I know about Moore’s Law, but how can AI scurry through sooo much info and synthesize a complex answer soooo quickly?

101 viewsEngineeringOther

I cannot understand it. Help.

In: Engineering

6 Answers

Anonymous 0 Comments

Patented AI engineer here.

AI is primarily a series of multiplications and additions across large tables (matrices). The largest models (like GPT-4) have about 1 trillion parameters, which are the weights learned during the training phase. These trillion parameters compress the model’s knowledge about the world, which was obtained from training on vast datasets consisting of text and images from the internet. This datasets are on the order of petabytes, so it seems impossible to rapidly access them.

Now, imagine the size of 1 trillion numbers. If each number is stored in FP16 precision (2 bytes), the total storage required is about 2 terabytes. This 2 terabytes represents the compressed form of the knowledge the model has learned.

To generate a response, the model needs to perform a large number of multiplications and additions for each word it generates. Modern compute power is incredibly advanced.
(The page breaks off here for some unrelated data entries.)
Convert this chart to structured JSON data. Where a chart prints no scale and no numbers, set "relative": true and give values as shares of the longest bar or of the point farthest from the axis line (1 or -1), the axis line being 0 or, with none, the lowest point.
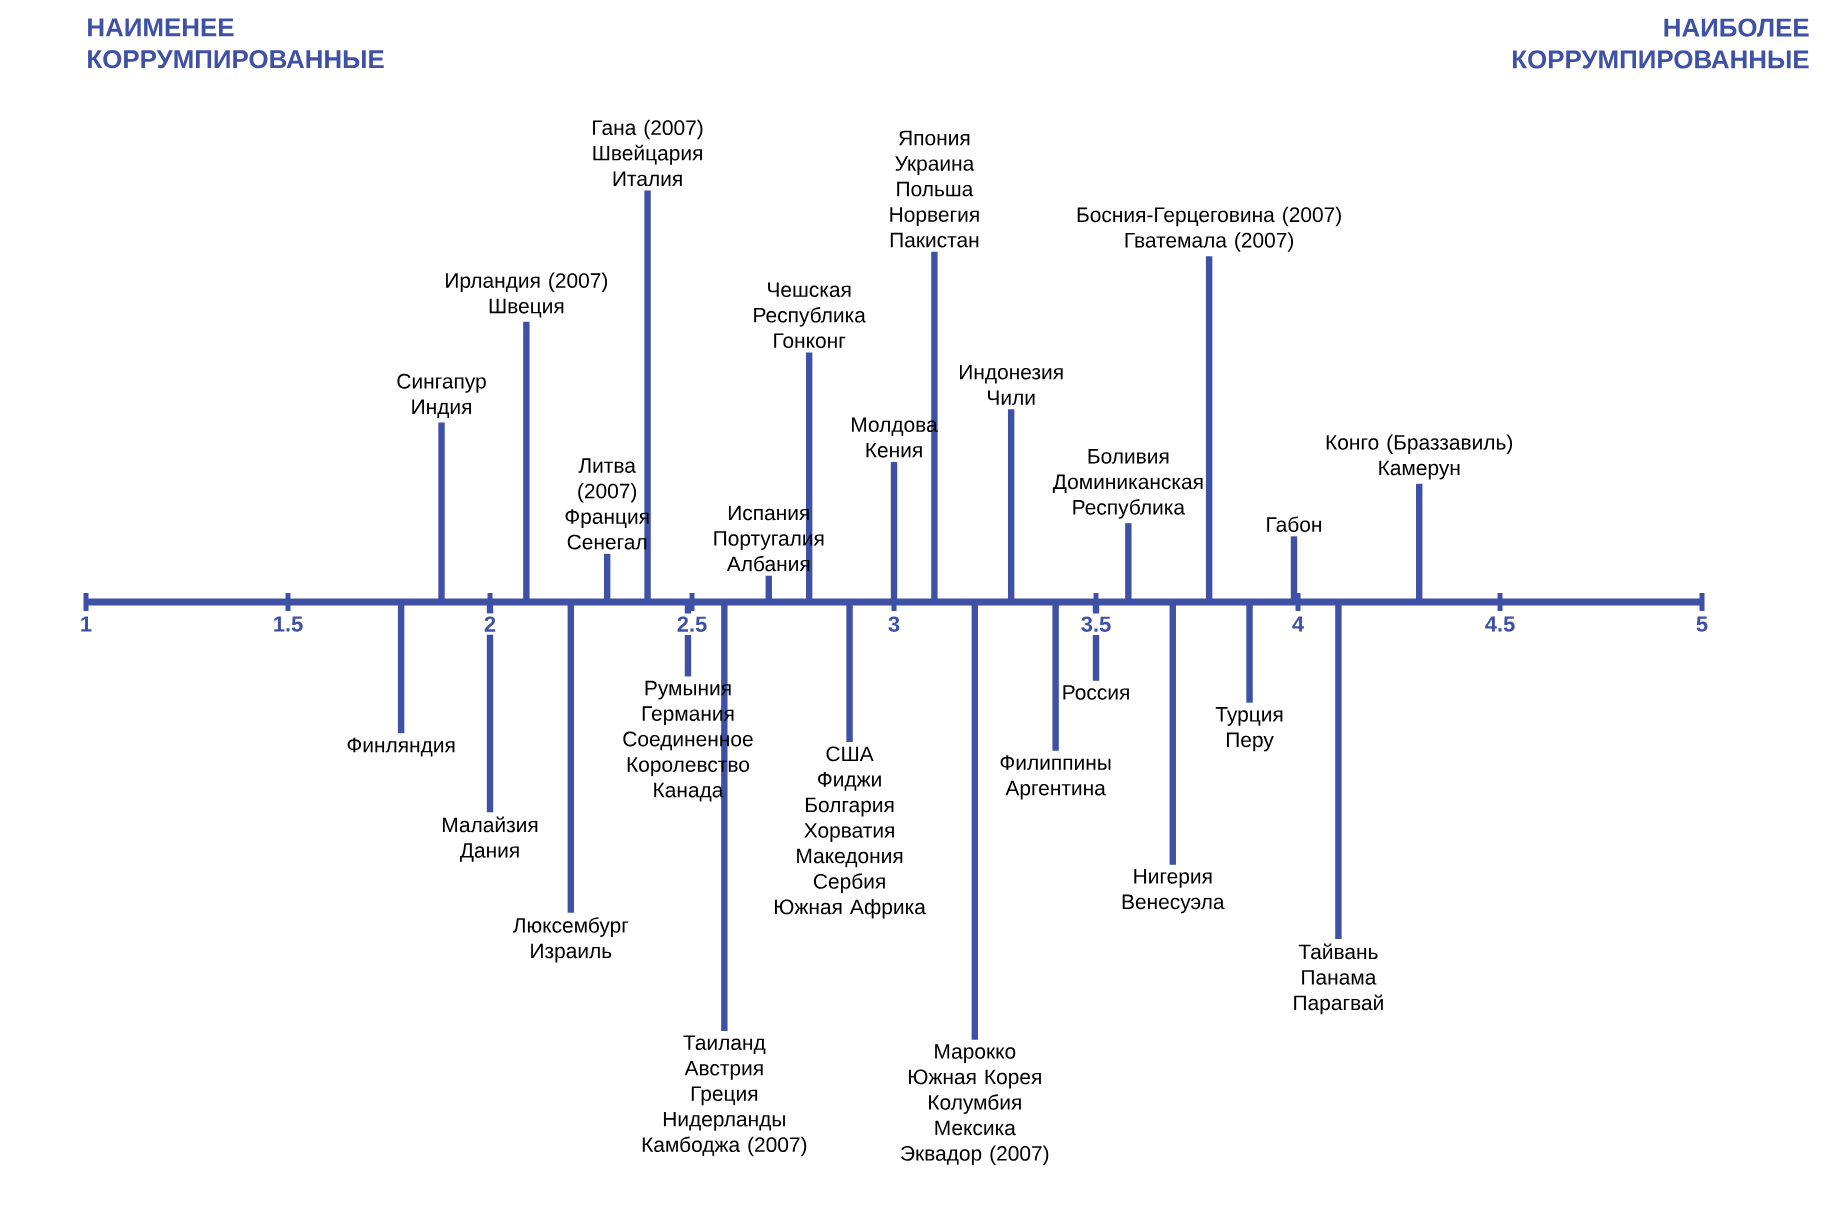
{
  "chart_data": {
    "type": "bar",
    "relative": true,
    "color": "#3f51a5",
    "x": [
      1.78,
      1.88,
      2.0,
      2.09,
      2.2,
      2.29,
      2.39,
      2.49,
      2.58,
      2.69,
      2.79,
      2.89,
      3.0,
      3.1,
      3.2,
      3.29,
      3.4,
      3.5,
      3.58,
      3.69,
      3.78,
      3.88,
      3.99,
      4.1,
      4.3
    ],
    "values": [
      -0.3,
      0.41,
      -0.48,
      0.64,
      -0.71,
      0.11,
      0.94,
      -0.17,
      -0.98,
      0.06,
      0.57,
      -0.32,
      0.32,
      0.8,
      -1,
      0.44,
      -0.34,
      -0.18,
      0.18,
      -0.6,
      0.79,
      -0.23,
      0.15,
      -0.77,
      0.27
    ],
    "xlim": [
      1,
      5
    ],
    "xticks": [
      1,
      1.5,
      2,
      2.5,
      3,
      3.5,
      4,
      4.5,
      5
    ],
    "annotations": [
      "НАИМЕНЕЕ\nКОРРУМПИРОВАННЫЕ",
      "НАИБОЛЕЕ\nКОРРУМПИРОВАННЫЕ",
      {
        "text": "Финляндия",
        "x": 1.78,
        "y": -0.3
      },
      {
        "text": "Сингапур\nИндия",
        "x": 1.88,
        "y": 0.41
      },
      {
        "text": "Малайзия\nДания",
        "x": 2.0,
        "y": -0.48
      },
      {
        "text": "Ирландия (2007)\nШвеция",
        "x": 2.09,
        "y": 0.64
      },
      {
        "text": "Люксембург\nИзраиль",
        "x": 2.2,
        "y": -0.71
      },
      {
        "text": "Литва\n(2007)\nФранция\nСенегал",
        "x": 2.29,
        "y": 0.11
      },
      {
        "text": "Гана (2007)\nШвейцария\nИталия",
        "x": 2.39,
        "y": 0.94
      },
      {
        "text": "Румыния\nГермания\nСоединенное\nКоролевство\nКанада",
        "x": 2.49,
        "y": -0.17
      },
      {
        "text": "Таиланд\nАвстрия\nГреция\nНидерланды\nКамбоджа (2007)",
        "x": 2.58,
        "y": -0.98
      },
      {
        "text": "Испания\nПортугалия\nАлбания",
        "x": 2.69,
        "y": 0.06
      },
      {
        "text": "Чешская\nРеспублика\nГонконг",
        "x": 2.79,
        "y": 0.57
      },
      {
        "text": "США\nФиджи\nБолгария\nХорватия\nМакедония\nСербия\nЮжная Африка",
        "x": 2.89,
        "y": -0.32
      },
      {
        "text": "Молдова\nКения",
        "x": 3.0,
        "y": 0.32
      },
      {
        "text": "Япония\nУкраина\nПольша\nНорвегия\nПакистан",
        "x": 3.1,
        "y": 0.8
      },
      {
        "text": "Марокко\nЮжная Корея\nКолумбия\nМексика\nЭквадор (2007)",
        "x": 3.2,
        "y": -1
      },
      {
        "text": "Индонезия\nЧили",
        "x": 3.29,
        "y": 0.44
      },
      {
        "text": "Филиппины\nАргентина",
        "x": 3.4,
        "y": -0.34
      },
      {
        "text": "Россия",
        "x": 3.5,
        "y": -0.18
      },
      {
        "text": "Боливия\nДоминиканская\nРеспублика",
        "x": 3.58,
        "y": 0.18
      },
      {
        "text": "Нигерия\nВенесуэла",
        "x": 3.69,
        "y": -0.6
      },
      {
        "text": "Босния-Герцеговина (2007)\nГватемала (2007)",
        "x": 3.78,
        "y": 0.79
      },
      {
        "text": "Турция\nПеру",
        "x": 3.88,
        "y": -0.23
      },
      {
        "text": "Габон",
        "x": 3.99,
        "y": 0.15
      },
      {
        "text": "Тайвань\nПанама\nПарагвай",
        "x": 4.1,
        "y": -0.77
      },
      {
        "text": "Конго (Браззавиль)\nКамерун",
        "x": 4.3,
        "y": 0.27
      }
    ]
  }
}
For example, NVIDIA’s H200 GPUs can produce up to 8 petaflops (quadrillion operations per second) each. In a setup with 20 such GPUs, you get a combined 160 petaflops.

Considering that each word generation might involve several trillion operations, this setup allows the model to generate words quickly. For instance, with 160 petaflops, you can theoretically perform 160 quadrillion operations per second. Dividing this by the trillions of operations needed per word, such a system could generate thousands of words per second, demonstrating the immense computational power available today.